Они расположились лагерем в ложбине у подножия красных холмов, возле веселого ручейка с каменистым руслом. Давно уже были разложены костры, приготовлена и съедена пища. Многие даже успели забраться в спальные мешки и уснуть. Еще не совсем стемнело, но было очень холодно, так что, если не двигаться, оставалось только жаться к огню или же как следует закутаться и лечь спать.
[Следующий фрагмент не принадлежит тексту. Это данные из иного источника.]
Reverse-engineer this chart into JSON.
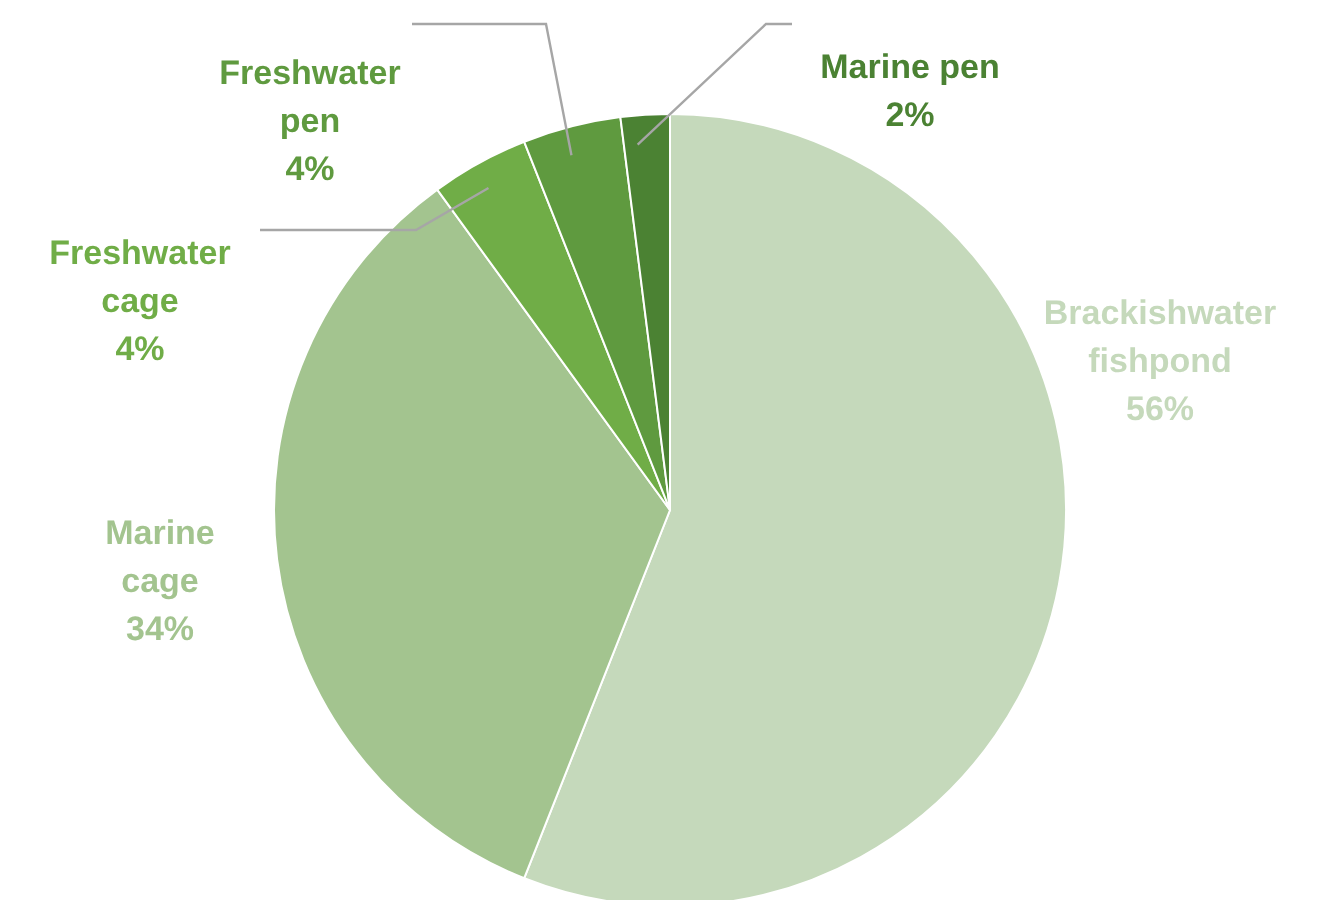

В первые пять ночей путешествия они не разжигали костров, опасаясь погони, и эти ночи были поистине ужасны; Люс никогда прежде не знала столь простого и явственного наслаждения, какое она испытала, когда, после нескольких мучительных ночевок, на стоянке впервые разожгли большой костер — это произошло еще на пустошах южного склона, внутри большого дерева-кольца, и с тех пор каждый вечер она снова и снова с наслаждением приобщалась к этой роскоши: горячей пище и долгожданному теплу. Те три семьи, вместе с которыми они с Южным Ветром устраивались на ночлег и готовили еду, уже укладывались спать; младший из детей — и самый младший среди путешественников — мальчик одиннадцати лет уже свернулся в своем спальном мешке калачиком, как сумчатая летучая мышь, и крепко спал. Люс подбрасывала в костер топливо, пока Южный Ветер занималась своими стертыми в кровь ногами. Вверх и вниз по берегу реки горели еще семь таких же костров, и самый дальний казался всего лишь пламенем свечи в серо-голубых сумерках, пятнышком золотистого неверного света. Говор ручейка заглушал людские голоса, звучавшие возле костров.